Eux brouillons
Les Columérins sont rentrés bredouilles, vendredi, de leur voyage dans la Drôme. Ils ont trébuché, 25 à 32 (15-20), face à une équipe valentino-romanaise accrocheuse en diable dans le sillage d’un pack conquérant. Au terme d’un match vivant, digne du haut de tableau, Valence-Romans a prouvé, en livrant un combat en mode phase finale, que sa troisième place n’avait rien d’usurpé.
Le résultat est-il logique ? Oui, enfin peut-être. Car les Columérins peuvent nourrir des regrets. Leurs imprécisions entachant la tenue du ballon associées à leur indiscipline —elle a fait le régal de l’artificier local Lucas Méret— ne leur ont pas permis de ramener au moins un point. Leur ultime offensive, alors qu’un score de parité restait envisageable, illustre leurs carences de la soirée. C’est dommageable. Il n’y a cependant pas le feu en la demeure. La situation des hommes de la Colombe (81 points), toujours dauphins des Vannetais (104 points !), reste favorable dans la course à une demi-finale. Même si leurs vainqueurs et les Provençaux ne sont plus qu’à six longueurs. Derrière, Oyonnax, qui a gagné son bras de fer face à Brive samedi, est à dix points avec deux unités d’avance sur le club corrézien. Et il ne reste que quatre journées de saison régulière.

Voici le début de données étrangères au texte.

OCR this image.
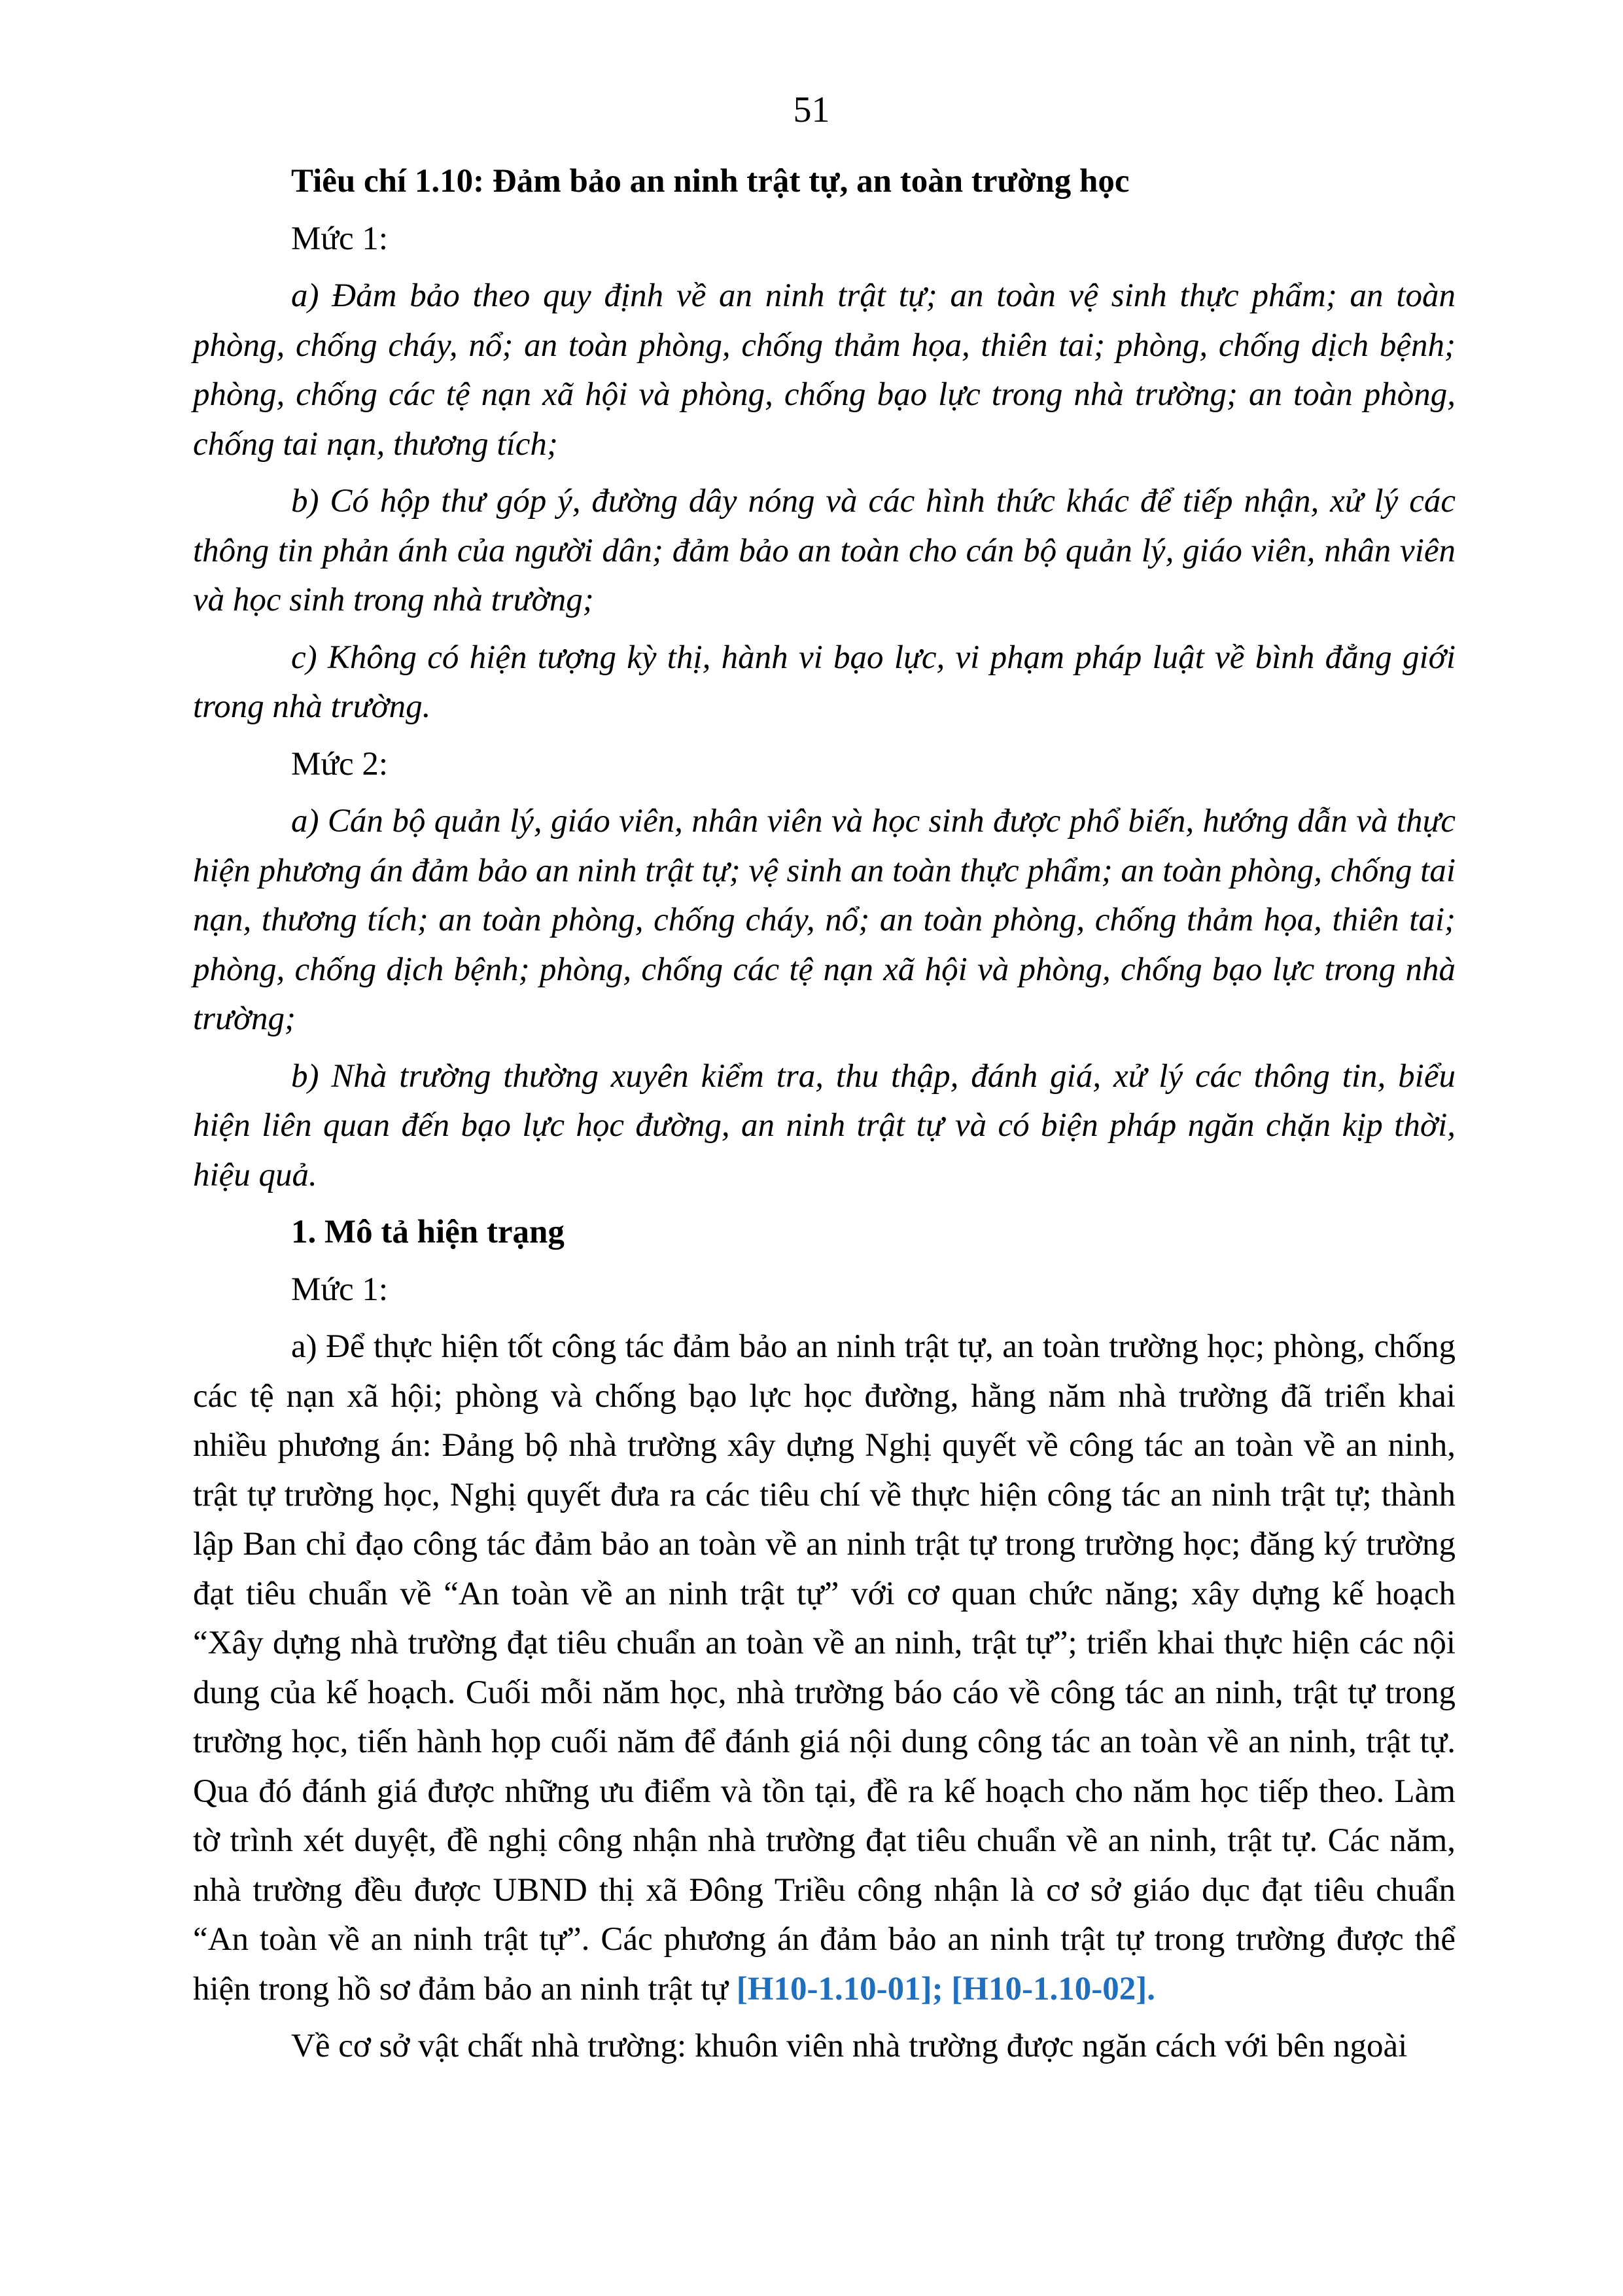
51

Tiêu chí 1.10: Đảm bảo an ninh trật tự, an toàn trường học

Mức 1:

a) Đảm bảo theo quy định về an ninh trật tự; an toàn vệ sinh thực phẩm; an toàn phòng, chống cháy, nổ; an toàn phòng, chống thảm họa, thiên tai; phòng, chống dịch bệnh; phòng, chống các tệ nạn xã hội và phòng, chống bạo lực trong nhà trường; an toàn phòng, chống tai nạn, thương tích;

b) Có hộp thư góp ý, đường dây nóng và các hình thức khác để tiếp nhận, xử lý các thông tin phản ánh của người dân; đảm bảo an toàn cho cán bộ quản lý, giáo viên, nhân viên và học sinh trong nhà trường;

c) Không có hiện tượng kỳ thị, hành vi bạo lực, vi phạm pháp luật về bình đẳng giới trong nhà trường.

Mức 2:

a) Cán bộ quản lý, giáo viên, nhân viên và học sinh được phổ biến, hướng dẫn và thực hiện phương án đảm bảo an ninh trật tự; vệ sinh an toàn thực phẩm; an toàn phòng, chống tai nạn, thương tích; an toàn phòng, chống cháy, nổ; an toàn phòng, chống thảm họa, thiên tai; phòng, chống dịch bệnh; phòng, chống các tệ nạn xã hội và phòng, chống bạo lực trong nhà trường;

b) Nhà trường thường xuyên kiểm tra, thu thập, đánh giá, xử lý các thông tin, biểu hiện liên quan đến bạo lực học đường, an ninh trật tự và có biện pháp ngăn chặn kịp thời, hiệu quả.

1. Mô tả hiện trạng

Mức 1:

a) Để thực hiện tốt công tác đảm bảo an ninh trật tự, an toàn trường học; phòng, chống các tệ nạn xã hội; phòng và chống bạo lực học đường, hằng năm nhà trường đã triển khai nhiều phương án: Đảng bộ nhà trường xây dựng Nghị quyết về công tác an toàn về an ninh, trật tự trường học, Nghị quyết đưa ra các tiêu chí về thực hiện công tác an ninh trật tự; thành lập Ban chỉ đạo công tác đảm bảo an toàn về an ninh trật tự trong trường học; đăng ký trường đạt tiêu chuẩn về “An toàn về an ninh trật tự” với cơ quan chức năng; xây dựng kế hoạch “Xây dựng nhà trường đạt tiêu chuẩn an toàn về an ninh, trật tự”; triển khai thực hiện các nội dung của kế hoạch. Cuối mỗi năm học, nhà trường báo cáo về công tác an ninh, trật tự trong trường học, tiến hành họp cuối năm để đánh giá nội dung công tác an toàn về an ninh, trật tự. Qua đó đánh giá được những ưu điểm và tồn tại, đề ra kế hoạch cho năm học tiếp theo. Làm tờ trình xét duyệt, đề nghị công nhận nhà trường đạt tiêu chuẩn về an ninh, trật tự. Các năm, nhà trường đều được UBND thị xã Đông Triều công nhận là cơ sở giáo dục đạt tiêu chuẩn “An toàn về an ninh trật tự”. Các phương án đảm bảo an ninh trật tự trong trường được thể hiện trong hồ sơ đảm bảo an ninh trật tự [H10-1.10-01]; [H10-1.10-02].

Về cơ sở vật chất nhà trường: khuôn viên nhà trường được ngăn cách với bên ngoài
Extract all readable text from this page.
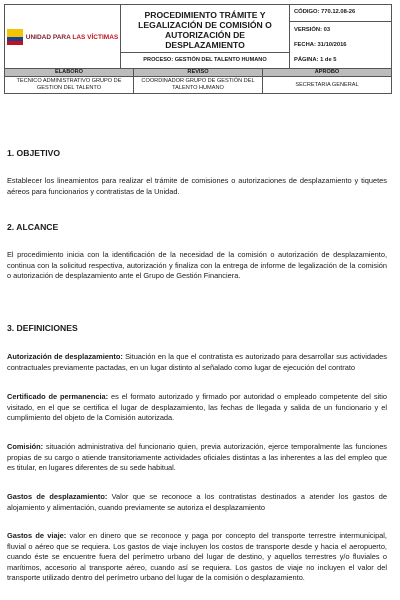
UNIDAD PARA LAS VÍCTIMAS

PROCEDIMIENTO TRÁMITE Y LEGALIZACIÓN DE COMISIÓN O AUTORIZACIÓN DE DESPLAZAMIENTO
PROCESO: GESTIÓN DEL TALENTO HUMANO

CÓDIGO: 770.12.08-26

VERSIÓN: 03
FECHA: 31/10/2016
PÁGINA: 1 de 5
ELABORO	REVISO	APROBO
TECNICO ADMINISTRATIVO GRUPO DE GESTION DEL TALENTO	COORDINADOR GRUPO DE GESTIÓN DEL TALENTO HUMANO	SECRETARIA GENERAL
1. OBJETIVO

Establecer los lineamientos para realizar el trámite de comisiones o autorizaciones de desplazamiento y tiquetes aéreos para funcionarios y contratistas de la Unidad.

2. ALCANCE

El procedimiento inicia con la identificación de la necesidad de la comisión o autorización de desplazamiento, continua con la solicitud respectiva, autorización y finaliza con la entrega de informe de legalización de la comisión o autorización de desplazamiento ante el Grupo de Gestión Financiera.

3. DEFINICIONES

Autorización de desplazamiento: Situación en la que el contratista es autorizado para desarrollar sus actividades contractuales previamente pactadas, en un lugar distinto al señalado como lugar de ejecución del contrato

Certificado de permanencia: es el formato autorizado y firmado por autoridad o empleado competente del sitio visitado, en el que se certifica el lugar de desplazamiento, las fechas de llegada y salida de un funcionario y el cumplimiento del objeto de la Comisión autorizada.

Comisión: situación administrativa del funcionario quien, previa autorización, ejerce temporalmente las funciones propias de su cargo o atiende transitoriamente actividades oficiales distintas a las inherentes a las del empleo que es titular, en lugares diferentes de su sede habitual.

Gastos de desplazamiento: Valor que se reconoce a los contratistas destinados a atender los gastos de alojamiento y alimentación, cuando previamente se autoriza el desplazamiento

Gastos de viaje: valor en dinero que se reconoce y paga por concepto del transporte terrestre intermunicipal, fluvial o aéreo que se requiera. Los gastos de viaje incluyen los costos de transporte desde y hacia el aeropuerto, cuando éste se encuentre fuera del perímetro urbano del lugar de destino, y aquellos terrestres y/o fluviales o marítimos, accesorio al transporte aéreo, cuando así se requiera. Los gastos de viaje no incluyen el valor del transporte utilizado dentro del perímetro urbano del lugar de la comisión o desplazamiento.
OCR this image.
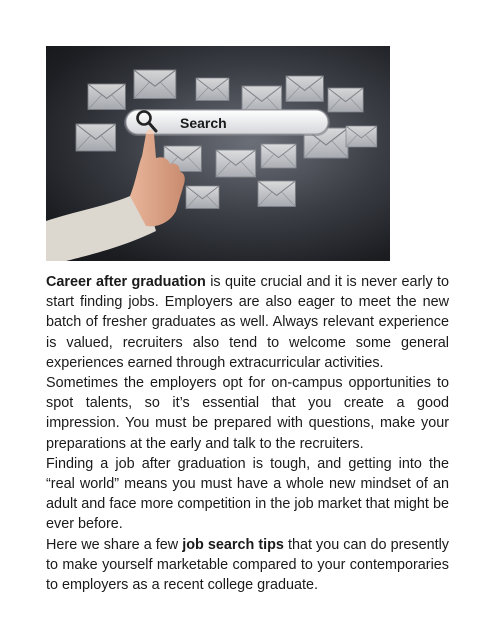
Search

Career after graduation is quite crucial and it is never early to start finding jobs. Employers are also eager to meet the new batch of fresher graduates as well. Always relevant experience is valued, recruiters also tend to welcome some general experiences earned through extracurricular activities.

Sometimes the employers opt for on-campus opportunities to spot talents, so it’s essential that you create a good impression. You must be prepared with questions, make your preparations at the early and talk to the recruiters.

Finding a job after graduation is tough, and getting into the “real world” means you must have a whole new mindset of an adult and face more competition in the job market that might be ever before.

Here we share a few job search tips that you can do presently to make yourself marketable compared to your contemporaries to employers as a recent college graduate.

Nos Columérins, vaillants, animés de louables intentions, pouvaient donc mieux faire à Valence. Leurs trois essais l’attestent. Le premier et le troisième ont été inscrits après des décalages au pied de Max Auriac pour Grégoire Bazin, toujours redoutable lorsqu’il se transforme en ailier, et Matias Osadczuk ; le deuxième sur un jeu… au pied de Vincent Pinto suivi par Rodrigo Marta, très en vue lui aussi. Mais l’efficacité des Valentino-Romanais sur les ballons portés est connue. Ils ont ainsi pu marquer par l’inévitable Dorian Marco Pena…ltouche et leur tour australienne de la deuxième ligne, Ryan McCauley, après un « 50-22 » dégainé par Lucas Méret. Deux essais, un de moins que les Haut-Garonnais. Le reste fut pour la botte de leur ouvreur (6P/6). Car les Columérins ont ardemment défendu à plusieurs reprises, mais l’indiscipline a fait son œuvre privant d’un coup de maître un groupe où le jeune Théo Pedemons (21 ans ; encore un produit de la formation columérine) a effectué ses premiers pas en Pro D2.
Les hommes de Florian Nicot et Aurélien Beco doivent impérativement reprendre leur marche en avant (pas leurs en-avant…) vendredi prochain lors de la réception des Carcassonnais qui s’accrochent à leurs derniers espoirs de maintien. Les Grenoblois viennent de faire les frais de leur bravoure.